East Riding of Yorkshire Council is supporting Mental Health Awareness Week, which takes place from 13-19 May, and this year’s theme from the Mental Health Foundation is all about body image.
Body image issues can affect us all at any age and the term ‘body image’ can be used to describe how we think and feel about our bodies.
Our thoughts and feelings about our bodies can impact us throughout our lives, affecting, more generally, the way we feel about ourselves and our mental health and wellbeing.
Lindsay Shelbourn, public health lead for mental health and suicide prevention at East Riding of Yorkshire Council, said: “Poor body image can have a profound effect on our mental and physical health.
“This year’s theme for Mental Health Awareness Week seeks to promote positive body image by working together.
“Take a look at the website below for help, advice and tips on improving body image.”
How does body image affect mental health?
According to the Mental Health Foundation, having body image concerns is a relatively common experience and is not a mental health problem in and of itself, however, it can be a risk factor for mental health problems.
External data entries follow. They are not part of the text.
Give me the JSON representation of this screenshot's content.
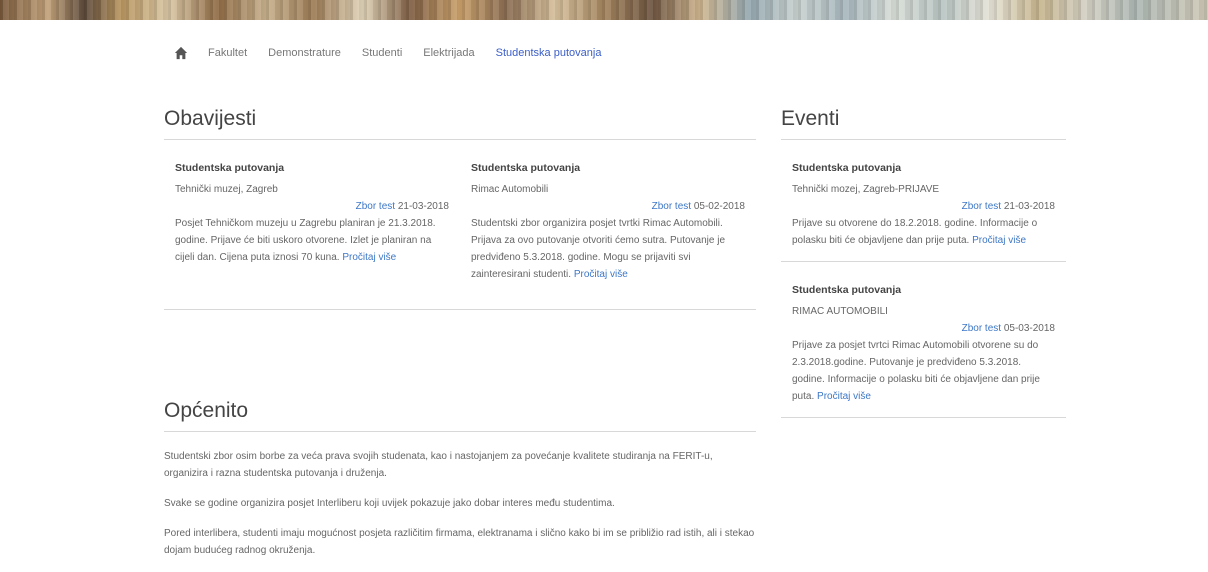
{
  "nav": {
    "home_icon": "home-icon",
    "items": [
      "Fakultet",
      "Demonstrature",
      "Studenti",
      "Elektrijada",
      "Studentska putovanja"
    ],
    "active": "Studentska putovanja",
    "active_color": "#3b5ec8"
  },
  "obavijesti": {
    "title": "Obavijesti",
    "cards": [
      {
        "category": "Studentska putovanja",
        "subtitle": "Tehnički muzej, Zagreb",
        "author": "Zbor test",
        "date": "21-03-2018",
        "body": "Posjet Tehničkom muzeju u Zagrebu planiran je 21.3.2018. godine. Prijave će biti uskoro otvorene. Izlet je planiran na cijeli dan. Cijena puta iznosi 70 kuna.",
        "more": "Pročitaj više"
      },
      {
        "category": "Studentska putovanja",
        "subtitle": "Rimac Automobili",
        "author": "Zbor test",
        "date": "05-02-2018",
        "body": "Studentski zbor organizira posjet tvrtki Rimac Automobili. Prijava za ovo putovanje otvoriti ćemo sutra. Putovanje je predviđeno 5.3.2018. godine. Mogu se prijaviti svi zainteresirani studenti.",
        "more": "Pročitaj više"
      }
    ]
  },
  "opcenito": {
    "title": "Općenito",
    "paragraphs": [
      "Studentski zbor osim borbe za veća prava svojih studenata, kao i nastojanjem za povećanje kvalitete studiranja na FERIT-u, organizira i razna studentska putovanja i druženja.",
      "Svake se godine organizira posjet Interliberu koji uvijek pokazuje jako dobar interes među studentima.",
      "Pored interlibera, studenti imaju mogućnost posjeta različitim firmama, elektranama i slično kako bi im se približio rad istih, ali i stekao dojam budućeg radnog okruženja."
    ]
  },
  "eventi": {
    "title": "Eventi",
    "items": [
      {
        "category": "Studentska putovanja",
        "subtitle": "Tehnički mozej, Zagreb-PRIJAVE",
        "author": "Zbor test",
        "date": "21-03-2018",
        "body": "Prijave su otvorene do 18.2.2018. godine. Informacije o polasku biti će objavljene dan prije puta.",
        "more": "Pročitaj više"
      },
      {
        "category": "Studentska putovanja",
        "subtitle": "RIMAC AUTOMOBILI",
        "author": "Zbor test",
        "date": "05-03-2018",
        "body": "Prijave za posjet tvrtci Rimac Automobili otvorene su do 2.3.2018.godine. Putovanje je predviđeno 5.3.2018. godine. Informacije o polasku biti će objavljene dan prije puta.",
        "more": "Pročitaj više"
      }
    ]
  },
  "link_color": "#3d77c6"
}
Body satisfaction and appreciation has been linked to better overall wellbeing and fewer unhealthy dieting behaviours. Though feeling unsatisfied with our bodies and appearance is often more common among young women, body image concerns are relevant from childhood through to later life and affect both women and men.
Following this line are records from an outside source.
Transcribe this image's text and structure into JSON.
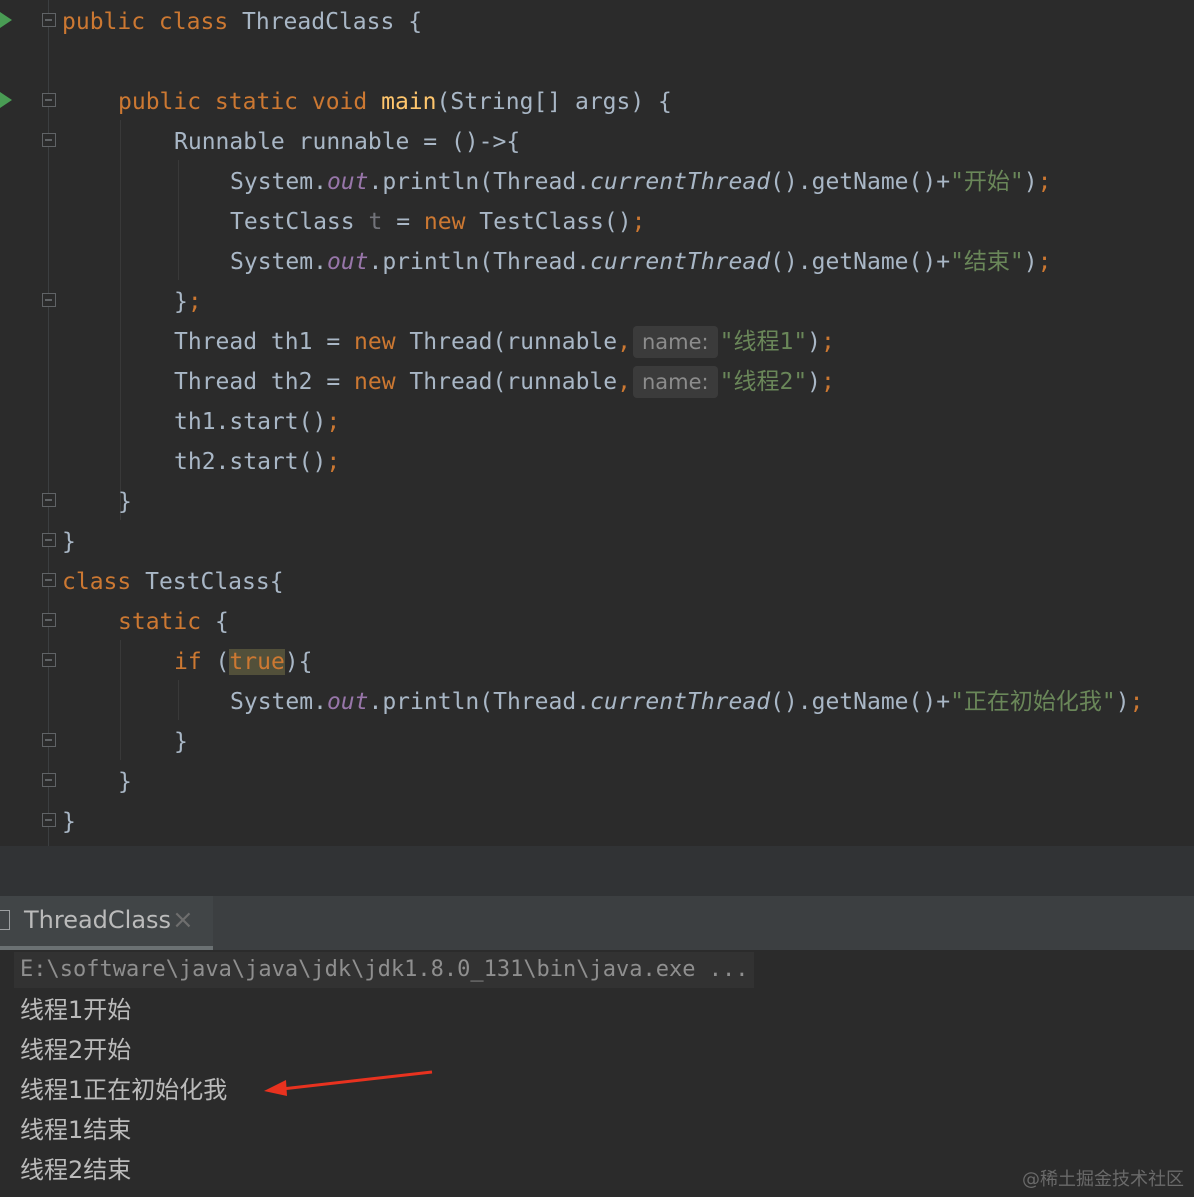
{
  "editor": {
    "line1": {
      "kw": "public class ",
      "name": "ThreadClass",
      "rest": " {"
    },
    "line3": {
      "kw": "public static void ",
      "fn": "main",
      "rest": "(String[] args) {"
    },
    "line4": {
      "text": "Runnable runnable = ()->{"
    },
    "line5": {
      "a": "System.",
      "out": "out",
      "b": ".println(Thread.",
      "ct": "currentThread",
      "c": "().getName()+",
      "str": "\"开始\"",
      "d": ")",
      "semi": ";"
    },
    "line6": {
      "a": "TestClass ",
      "v": "t",
      "b": " = ",
      "kw": "new",
      "c": " TestClass()",
      "semi": ";"
    },
    "line7": {
      "a": "System.",
      "out": "out",
      "b": ".println(Thread.",
      "ct": "currentThread",
      "c": "().getName()+",
      "str": "\"结束\"",
      "d": ")",
      "semi": ";"
    },
    "line8": {
      "a": "}",
      "semi": ";"
    },
    "line9": {
      "a": "Thread th1 = ",
      "kw": "new",
      "b": " Thread(runnable",
      "comma": ",",
      "hint": "name:",
      "str": "\"线程1\"",
      "d": ")",
      "semi": ";"
    },
    "line10": {
      "a": "Thread th2 = ",
      "kw": "new",
      "b": " Thread(runnable",
      "comma": ",",
      "hint": "name:",
      "str": "\"线程2\"",
      "d": ")",
      "semi": ";"
    },
    "line11": {
      "a": "th1.start()",
      "semi": ";"
    },
    "line12": {
      "a": "th2.start()",
      "semi": ";"
    },
    "line13": {
      "a": "}"
    },
    "line14": {
      "a": "}"
    },
    "line15": {
      "kw": "class ",
      "a": "TestClass{"
    },
    "line16": {
      "kw": "static",
      "a": " {"
    },
    "line17": {
      "kw": "if",
      "a": " (",
      "tr": "true",
      "b": "){"
    },
    "line18": {
      "a": "System.",
      "out": "out",
      "b": ".println(Thread.",
      "ct": "currentThread",
      "c": "().getName()+",
      "str": "\"正在初始化我\"",
      "d": ")",
      "semi": ";"
    },
    "line19": {
      "a": "}"
    },
    "line20": {
      "a": "}"
    },
    "line21": {
      "a": "}"
    }
  },
  "run_panel": {
    "tab_label": "ThreadClass",
    "close_glyph": "×",
    "command": "E:\\software\\java\\java\\jdk\\jdk1.8.0_131\\bin\\java.exe ...",
    "output": [
      "线程1开始",
      "线程2开始",
      "线程1正在初始化我",
      "线程1结束",
      "线程2结束"
    ]
  },
  "watermark": "@稀土掘金技术社区",
  "colors": {
    "background": "#2b2b2b",
    "keyword": "#cc7832",
    "method_decl": "#ffc66d",
    "string": "#6a8759",
    "static_field": "#9876aa",
    "text": "#a9b7c6",
    "run_icon": "#499c54",
    "annotation_arrow": "#e8321f"
  }
}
What can cause body image concerns?
The way in which our experiences and environment affect our body image will be different for everyone. However, overall, the research suggests that body image can be influenced by:
○ Our relationships with our family and friends
○ How our family and peers feel and speak about bodies and appearance
○ Exposure to images of idealised or unrealistic bodies through media or social media
○ Pressure to look a certain way or to match an ‘ideal’ body type
There are further issues relevant to body image and mental health that are specific to certain factors and experiences, such as:
○ Long-term health conditions
○ Cultural differences around body ideals
○ Gender and sexuality.
The above are often linked to other societal factors and discrimination.
What can we do to help ourselves and others?
○ If your body image is a significant cause of stress, or if you’re being bullied about how your body looks, consider talking to a friend, a trusted adult or a health professional
○ Spring-clean your apps on your smartphone
○ Notice the people and accounts you’re following on social media and be mindful of how you feel about your own body and appearance when you look at them
○ If you see an advert in a magazine, on television or online that you think presents an unhealthy body image as aspirational, you can complain to the Advertising Standards Authority
○ At home, parents and carers can lead by example, by modelling positive behaviour around body image, eating healthily and staying active
○ In our daily lives, we can all be more aware of the ways in which we speak about our own and other people’s bodies in casual conversations with friends and family
○ Find the best way that works for you to stay active.